A afirmativa de Charles Boxer se torna ainda mais significativa quando notamos que na década de 1620, foram produzidos relatórios descritivos da costa brasileira, o que revela que a WIC já estava a alguns anos planejando sua incursão ao Brasil. A Companhia possuía conhecimento sobre os melhores locais onde se conseguir açúcar, pau-brasil e outras mercadorias.

Entre esses relatórios podemos destacar a Tocha da Navegação (1623) e o Roteiro para o Rico Brasil (1624), ambos produzidos por experientes navegadores holandeses, os quais esboçaram um trabalho detalhado sobre os pontos geográficos da costa brasileira e seus principais portos, inclusive dando instruções de como melhor aportar nestes. Mas além dessas referências geográficas, tais relatórios também trazem informações sobre cidades, vilas e mercadorias produzidas.

Há também o relatório de Jan Andries Moerbeeck, intitulado Motivos por que a Companhia das Índias Ocidentais deve tentar tirar ao Rei da Espanha a terra do Brasil e isto quanto antes (1624), cujo título já apresentava de forma demasiadamente óbvia o interesse de se apossar do Brasil devido a sua rica produção açucareira.

De acordo com o relatório da Lista do que o Brasil pode fornecer anualmente (1623), naquele ano a produção conjunta de açúcar de Pernambuco, Itamaracá e Paraíba era de 700 mil arrobas (ca. 1050 toneladas), o que renderia a WIC um lucro estimado de 4.795.000 florins. (MELLO, 2004, p. 17). Em seu relatório Moerbeeck que viveu algum tempo na colônia brasileira, enfatizou ainda mais o que já era planejado pela Companhia. (MELLO, 2004, p. 42).

Além desses relatórios existem outros, no entanto, um que merece destaque por não se tratar de um relatório, mas sim de uma carta com ordens, diz respeito a uma carta expedida pelo Conselho dos XIX no ano de 1629. O Conselho dos XIX era responsável pela administração da WIC, e nesta carta foram estabelecidas as instruções que o tenente-coronel Hendrik Cornelissen Lonck deveria seguir.

Tenente-coronel Hendrik Cornelissen Lonck. 
Nessa carta diz que, em caso não se obtivesse êxito em se tomar Olinda, e se os ventos fossem favoráveis, a armada neerlandesa deveria seguir para a baía de Guanabara, a fim de conquistar (“por todos os meios” - dizeres da carta) a cidade de São Sebastião do Rio de Janeiro.
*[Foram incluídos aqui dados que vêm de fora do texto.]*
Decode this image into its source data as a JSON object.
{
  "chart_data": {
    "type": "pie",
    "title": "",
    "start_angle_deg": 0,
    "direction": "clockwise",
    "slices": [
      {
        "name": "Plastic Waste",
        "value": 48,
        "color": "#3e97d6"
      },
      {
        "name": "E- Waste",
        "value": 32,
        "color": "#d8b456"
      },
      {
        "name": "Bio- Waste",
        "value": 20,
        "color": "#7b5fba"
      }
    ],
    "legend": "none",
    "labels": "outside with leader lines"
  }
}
Mas caso os ventos não fossem favoráveis para essa viagem ao sul, à armada deveria tentar atacar novamente Salvador. Não obstante a carta também instruía para que a Paraíba e Buenos Aires fossem atacadas e ocupadas. (MELLO, 2004, p. 49).
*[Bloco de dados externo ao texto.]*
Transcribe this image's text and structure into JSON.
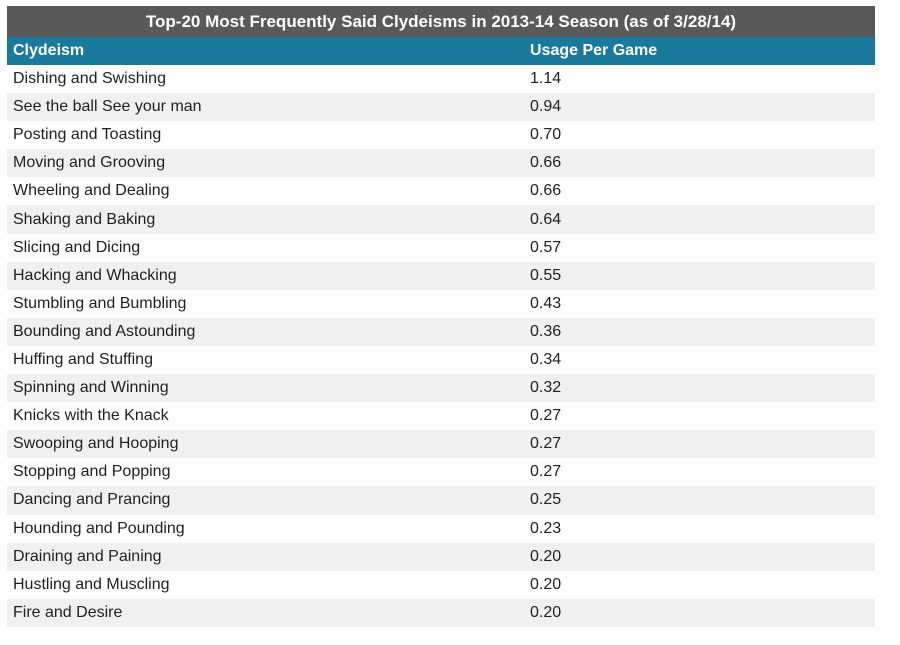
{
  "chart_data": {
    "type": "table",
    "title": "Top-20 Most Frequently Said Clydeisms in 2013-14 Season (as of 3/28/14)",
    "columns": [
      "Clydeism",
      "Usage Per Game"
    ],
    "rows": [
      {
        "name": "Dishing and Swishing",
        "value": "1.14"
      },
      {
        "name": "See the ball See your man",
        "value": "0.94"
      },
      {
        "name": "Posting and Toasting",
        "value": "0.70"
      },
      {
        "name": "Moving and Grooving",
        "value": "0.66"
      },
      {
        "name": "Wheeling and Dealing",
        "value": "0.66"
      },
      {
        "name": "Shaking and Baking",
        "value": "0.64"
      },
      {
        "name": "Slicing and Dicing",
        "value": "0.57"
      },
      {
        "name": "Hacking and Whacking",
        "value": "0.55"
      },
      {
        "name": "Stumbling and Bumbling",
        "value": "0.43"
      },
      {
        "name": "Bounding and Astounding",
        "value": "0.36"
      },
      {
        "name": "Huffing and Stuffing",
        "value": "0.34"
      },
      {
        "name": "Spinning and Winning",
        "value": "0.32"
      },
      {
        "name": "Knicks with the Knack",
        "value": "0.27"
      },
      {
        "name": "Swooping and Hooping",
        "value": "0.27"
      },
      {
        "name": "Stopping and Popping",
        "value": "0.27"
      },
      {
        "name": "Dancing and Prancing",
        "value": "0.25"
      },
      {
        "name": "Hounding and Pounding",
        "value": "0.23"
      },
      {
        "name": "Draining and Paining",
        "value": "0.20"
      },
      {
        "name": "Hustling and Muscling",
        "value": "0.20"
      },
      {
        "name": "Fire and Desire",
        "value": "0.20"
      }
    ]
  },
  "colors": {
    "title_background": "#595959",
    "header_background": "#1a7a9c",
    "stripe": "#f0f0f0"
  }
}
Por tal carta de ordens dada ao tenente-coronel Lonck, já se deixa evidenciado o planejamento da WIC e o próprio fato de que a companhia estava preparada para se arriscar, pois se planejava atacar novamente Salvador, como também o Rio de Janeiro e Buenos Aires. No entanto, como a capitulação de Olinda e Recife acabou logrando êxito, e os ventos não foram favoráveis para uma viajem ao sul, os comandantes da invasão de 1630, decidiram fixar base na vila conquistada.

“Acreditava o Conselho dos XIX, órgão diretor da W.I.C, que, assenhoreadas as praças-fortes, a região cairia automaticamente em seu poder, de vez que, na falta de ligações com Portugal, os colonos se veriam na contingência de aceitar o domínio estrangeiro”. (MELLO, 2002, p. 51).

A perspectiva da WIC acabou sendo adiada, pois os territórios livres acabaram optando pela resistência. Tal longa permanência se deu a um custo enorme, pois em 1633, cogitou-se abandonar a ocupação de Olinda, Recife e Itamaracá, e em 1636, a Companhia já se encontrava em crise financeira, devendo 18 milhões de florins, devido aos enormes gastos em se manter a guerra e a ocupação das terras conquistadas nestes últimos anos. (MIRANDA, 2014, p. 29).

Período esse chamado por Evaldo Cabral (2007, p. 13) de a guerra lenta de resistência. Mesmo que tal cronologia aluda às dificuldades dos holandeses em se adaptar a terra e ao estilo de guerra praticado pelos colonos “brasileiros”, ainda assim, os exércitos holandeses estiveram em vantagem mesmo diante de várias adversidades, no que resultou na ocupação do nordeste do Brasil ao longo de duas décadas, até terminar o privilégio de 24 anos de monopólio sobre as Índias Ocidentais. (LAET, 1912, p. 8).